Мы планируем через несколько лет построить еще один онкологический центр в Московской области, установить там циклотрон — мини «ядерную станцию» для производства радиоизотопных фармпрепаратов. Стыдно сказать, в нашей ядерной державе эти препараты не производятся, и сегодня их приходится ввозить, причем с большим трудом. Кстати, во многом из-за этого у нас плохо развивается радионуклидная диагностика.
Мы можем оказывать очень много разных видов высокотехнологичной помощи — от стентирования до экстракорпорального оплодотворения, от лучевой и химиотерапии до эндопротезирования суставов.
Какому уровню еще мы должны соответствовать, чтобы государство увидело в нас серьезного контрагента? Когда нас не допускают к высокотехнологичной помощи, а ее оказывают по распределению в разы хуже, меня это злит.
— А зачем вам государственный заказ? Вам не хватает клиентов?

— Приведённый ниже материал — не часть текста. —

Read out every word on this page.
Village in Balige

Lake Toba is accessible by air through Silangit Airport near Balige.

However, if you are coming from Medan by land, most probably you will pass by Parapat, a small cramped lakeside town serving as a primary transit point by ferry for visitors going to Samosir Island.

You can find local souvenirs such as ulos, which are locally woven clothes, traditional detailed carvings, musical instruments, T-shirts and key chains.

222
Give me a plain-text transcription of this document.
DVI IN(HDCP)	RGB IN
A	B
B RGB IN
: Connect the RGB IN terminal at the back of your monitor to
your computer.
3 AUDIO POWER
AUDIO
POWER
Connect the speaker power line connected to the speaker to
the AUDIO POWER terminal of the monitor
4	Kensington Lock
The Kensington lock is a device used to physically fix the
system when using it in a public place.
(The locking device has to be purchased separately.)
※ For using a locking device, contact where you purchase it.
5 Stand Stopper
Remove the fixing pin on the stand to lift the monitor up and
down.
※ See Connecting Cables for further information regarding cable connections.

— В старом корпусе мы загружены на 95 процентов, и это предел. Нашу поликлинику ежедневно посещают 2000 человек. С введением нового корпуса наши площади увеличились в два с половиной раза: с 13 тысяч квадратных метров до 34 тысяч. Конечно, пока он не заполнен. Работа по системе государственного финансирования позволила бы загрузить мощности и быстрее окупить инвестиции: у нас магнитно-резонансная томография работает 24 часа в сутки, и ночью мы делаем 8–10 исследований. А можем больше, 16–20. И эти дополнительные исследования можно было бы делать дешевле. Таких вещей много. Впрочем, дело отчасти сдвинулось с мертвой точки. Недавно мы заключили с московским департаментом здравоохранения первый контракт на проведение лучевой терапии 70 онкологических больных за счет бюджета города Москвы и уже начали их лечение. Наверное, это первый такой опыт частно-государственного партнерства на рынке. Посмотрим.
— А тарифы государственные вас устраивают? Ведь они весьма далеки от реальных затрат.
— По обязательному медицинскому страхованию это так. Мы готовы работать с государством именно по высокотехнологичной помощи, где тарифы близки к реальности. Например, за операцию по установке стента в сердечную артерию государство платит, допустим, 3500 евро. Сам стент стоит 2500, у нас еще остаются деньги, чтобы платить достойную заработную плату врачам.